As a H.O.P.E. Peer Mental Health Educator and Mentor in Residence in the Honors College residential community, Ezekiel has supported conversations about mental health among students and helped foster representation. As a Latinx student, he says, “We’re not traditionally seen to be in that role. It's important to have that kind of representation for the people who live in the building. That was beautiful to do as well.” Ezekiel notes, “When you're hearing positive responses from someone who is your age or looks like you, you feel more validated in your experience and you're also more receptive to some of the concepts or tools that we're sharing.”
As for Ezekiel’s own wellness practices, he enjoys meditation, journaling, and hiking. His favorite spots to hike are the Rutgers University Ecological Preserve, the Palisades, and Mt. Tammany.

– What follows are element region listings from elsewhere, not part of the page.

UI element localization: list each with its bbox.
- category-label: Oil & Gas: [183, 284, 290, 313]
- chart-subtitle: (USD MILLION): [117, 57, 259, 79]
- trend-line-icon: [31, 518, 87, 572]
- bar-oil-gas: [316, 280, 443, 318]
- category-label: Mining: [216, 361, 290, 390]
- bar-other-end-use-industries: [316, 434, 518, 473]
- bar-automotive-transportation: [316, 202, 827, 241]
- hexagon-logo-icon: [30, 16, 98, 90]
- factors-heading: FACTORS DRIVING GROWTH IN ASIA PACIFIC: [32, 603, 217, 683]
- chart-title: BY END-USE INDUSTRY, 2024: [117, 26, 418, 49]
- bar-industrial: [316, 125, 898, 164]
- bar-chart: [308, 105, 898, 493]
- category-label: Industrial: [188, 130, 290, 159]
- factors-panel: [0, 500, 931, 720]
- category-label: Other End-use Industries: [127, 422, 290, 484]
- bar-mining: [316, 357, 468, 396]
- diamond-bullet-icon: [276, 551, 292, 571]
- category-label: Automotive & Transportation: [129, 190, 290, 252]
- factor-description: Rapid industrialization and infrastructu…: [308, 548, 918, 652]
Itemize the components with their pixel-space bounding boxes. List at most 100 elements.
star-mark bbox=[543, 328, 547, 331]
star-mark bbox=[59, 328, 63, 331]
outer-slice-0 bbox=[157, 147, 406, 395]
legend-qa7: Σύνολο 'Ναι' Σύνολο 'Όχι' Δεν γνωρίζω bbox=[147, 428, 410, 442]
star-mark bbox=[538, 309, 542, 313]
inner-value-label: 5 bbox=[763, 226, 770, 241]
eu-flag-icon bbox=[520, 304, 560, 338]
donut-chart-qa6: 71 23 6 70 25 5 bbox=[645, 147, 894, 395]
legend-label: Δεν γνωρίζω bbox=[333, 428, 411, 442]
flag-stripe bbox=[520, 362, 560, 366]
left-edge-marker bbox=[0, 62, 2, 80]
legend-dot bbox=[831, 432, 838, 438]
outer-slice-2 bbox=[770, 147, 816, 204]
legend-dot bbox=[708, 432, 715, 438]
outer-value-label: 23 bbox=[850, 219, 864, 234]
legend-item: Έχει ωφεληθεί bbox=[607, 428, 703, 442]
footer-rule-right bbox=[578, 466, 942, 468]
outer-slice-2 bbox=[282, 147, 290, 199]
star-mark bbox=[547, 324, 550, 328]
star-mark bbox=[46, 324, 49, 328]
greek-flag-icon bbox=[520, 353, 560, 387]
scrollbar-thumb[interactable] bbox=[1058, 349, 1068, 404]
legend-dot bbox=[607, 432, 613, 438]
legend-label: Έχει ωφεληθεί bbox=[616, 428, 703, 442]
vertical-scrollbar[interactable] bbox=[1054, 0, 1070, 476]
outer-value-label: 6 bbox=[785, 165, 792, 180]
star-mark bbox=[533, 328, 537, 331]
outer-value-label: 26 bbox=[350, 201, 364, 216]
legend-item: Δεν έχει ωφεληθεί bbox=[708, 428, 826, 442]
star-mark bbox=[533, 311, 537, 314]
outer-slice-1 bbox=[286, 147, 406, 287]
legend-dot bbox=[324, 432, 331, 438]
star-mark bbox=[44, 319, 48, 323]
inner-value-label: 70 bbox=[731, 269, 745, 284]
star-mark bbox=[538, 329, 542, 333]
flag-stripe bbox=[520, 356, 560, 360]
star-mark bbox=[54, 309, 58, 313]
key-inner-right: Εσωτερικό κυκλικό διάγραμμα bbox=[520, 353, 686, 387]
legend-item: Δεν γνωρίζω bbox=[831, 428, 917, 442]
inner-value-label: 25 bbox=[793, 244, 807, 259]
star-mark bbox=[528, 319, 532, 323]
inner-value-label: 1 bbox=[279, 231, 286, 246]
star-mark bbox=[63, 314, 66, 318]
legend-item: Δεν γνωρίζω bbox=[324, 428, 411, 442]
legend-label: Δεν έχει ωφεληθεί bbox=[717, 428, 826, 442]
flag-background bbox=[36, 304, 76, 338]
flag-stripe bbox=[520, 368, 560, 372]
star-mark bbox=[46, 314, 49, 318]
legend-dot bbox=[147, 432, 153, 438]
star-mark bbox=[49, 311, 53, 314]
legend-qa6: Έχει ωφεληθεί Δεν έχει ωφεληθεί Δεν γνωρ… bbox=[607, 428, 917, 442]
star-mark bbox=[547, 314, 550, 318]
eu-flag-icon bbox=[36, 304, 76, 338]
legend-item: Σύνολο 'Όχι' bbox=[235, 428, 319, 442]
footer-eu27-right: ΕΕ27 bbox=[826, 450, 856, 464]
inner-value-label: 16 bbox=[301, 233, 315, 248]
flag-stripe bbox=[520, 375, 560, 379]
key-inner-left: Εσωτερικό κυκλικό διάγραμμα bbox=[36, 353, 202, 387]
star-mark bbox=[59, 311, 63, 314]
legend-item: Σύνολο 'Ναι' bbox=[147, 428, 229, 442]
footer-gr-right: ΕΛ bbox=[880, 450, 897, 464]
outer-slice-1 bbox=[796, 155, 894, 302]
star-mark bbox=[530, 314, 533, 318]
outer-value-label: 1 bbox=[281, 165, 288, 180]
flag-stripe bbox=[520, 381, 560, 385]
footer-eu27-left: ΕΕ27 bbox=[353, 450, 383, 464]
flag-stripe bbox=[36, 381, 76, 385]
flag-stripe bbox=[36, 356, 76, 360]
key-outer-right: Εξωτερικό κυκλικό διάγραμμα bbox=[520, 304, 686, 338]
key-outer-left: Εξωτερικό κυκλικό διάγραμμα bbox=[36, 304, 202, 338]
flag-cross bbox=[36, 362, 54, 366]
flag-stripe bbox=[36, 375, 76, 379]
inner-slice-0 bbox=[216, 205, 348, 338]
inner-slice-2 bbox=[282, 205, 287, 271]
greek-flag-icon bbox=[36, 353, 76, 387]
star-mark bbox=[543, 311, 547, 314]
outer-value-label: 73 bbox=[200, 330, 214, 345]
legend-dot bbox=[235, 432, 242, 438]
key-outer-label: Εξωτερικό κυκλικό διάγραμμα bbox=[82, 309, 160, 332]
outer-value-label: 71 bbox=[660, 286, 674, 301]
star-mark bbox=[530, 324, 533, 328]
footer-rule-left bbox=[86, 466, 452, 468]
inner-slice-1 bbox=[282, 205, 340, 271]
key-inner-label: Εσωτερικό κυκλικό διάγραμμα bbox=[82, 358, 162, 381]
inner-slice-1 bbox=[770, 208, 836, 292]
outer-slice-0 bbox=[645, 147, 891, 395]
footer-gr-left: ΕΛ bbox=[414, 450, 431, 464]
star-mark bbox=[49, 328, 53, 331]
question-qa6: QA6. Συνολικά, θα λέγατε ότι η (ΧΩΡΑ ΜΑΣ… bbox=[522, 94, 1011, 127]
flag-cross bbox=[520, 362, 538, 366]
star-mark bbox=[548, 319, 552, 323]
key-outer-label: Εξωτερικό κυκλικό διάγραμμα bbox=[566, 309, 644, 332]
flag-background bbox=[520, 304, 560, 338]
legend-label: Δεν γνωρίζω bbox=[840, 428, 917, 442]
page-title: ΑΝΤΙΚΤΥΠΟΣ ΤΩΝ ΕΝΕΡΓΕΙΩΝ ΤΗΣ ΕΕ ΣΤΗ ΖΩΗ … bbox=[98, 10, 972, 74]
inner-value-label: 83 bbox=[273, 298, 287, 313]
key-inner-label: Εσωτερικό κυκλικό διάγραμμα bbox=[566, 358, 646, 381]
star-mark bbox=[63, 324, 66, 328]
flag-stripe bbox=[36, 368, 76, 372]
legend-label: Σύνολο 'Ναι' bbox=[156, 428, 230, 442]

“Wellness always starts within,” Ezekiel suggests. “I think that we have to take the pressure away from wellness a little bit. It doesn’t have to be something flashy, tangible, or for social media. It just has to be something that brings you some sort of peace or joy. The first step is honoring that you deserve that kind of peace in a way that’s not so complex.”
Within the Latinx community on campus, Ezekiel has done a lot to bring cultural wellness into a routinely social and personal practice. He contributed to the revival of the Rutgers Union Estudiantil Puertorriqueña, or Rutgers Puerto Rican Student Union, the oldest Latinx student organization on campus, formed in 1959. With the Center for Latino Arts and Culture (CLAC), Ezekiel went on an alternative spring break to the Dominican Republic, where he worked alongside other students with nonprofit groups and university professors to learn about the colonial legacies in the country. He later became a student leader in CLAC, where he participated in various student retreats, and last fall he was the organizer of a weekend retreat for Latinx students called Manifestaciones.
Ezekiel reflected on his friendships and mentorships through CLAC. Cultural wellness, he says, is “especially a thing for students of color. We leave our homes where there are particular customs we practice to come to college where everyone is from so many different places. It’s truly a beautiful thing, but cultural wellness is finding the balance of being immersed in other cultures but also connected to your own.” CLAC was integral to Ezekiel’s connection to his own identity as an Afro-Latinx and feeling a part of this student cultural community. He says, “I love to partake in a cultural thing a day. Whether it's making an ethnic food dish or following some cultural path, I like to do that at least once a day.”
Ezekiel also reflected on those who raised him. His mother, aunt, and grandmother are the three women who inspire him the most, having empowered him to grow and move forward. From his grandmother who worked at a Rutgers dining hall and cousins who worked in Rutgers landscaping and cleaning facilities, Ezekiel gathers inspiration and strength as he nears graduation: “People come to this country and raise their kids so that we can get to this point. Being aware of that is daunting, but it’s also inspiring to always fight and never stop lifting people up… ‘Pa'lante’ means to go ahead or to go forward. That is something I truly live by.”
“Pa’lante” carries a sense of hope and vitality, which is relevant to the struggles for equity that underrepresented communities face, but also offers perspective on how to approach the fleeting years of college, particularly during the pandemic. “I'm finishing my academic career in the midst of a pandemic and we know in public health that we are due for other pandemics. It is interesting to see how collectively we go about moving forward.”
Ultimately for Ezekiel, college years, and life in general, are best lived moment by moment.
“Cherish your time here and use your college years to do everything. Everything. This is the time of your life to make all the mistakes and all the good choices. I want everyone to really seize the moment every day.”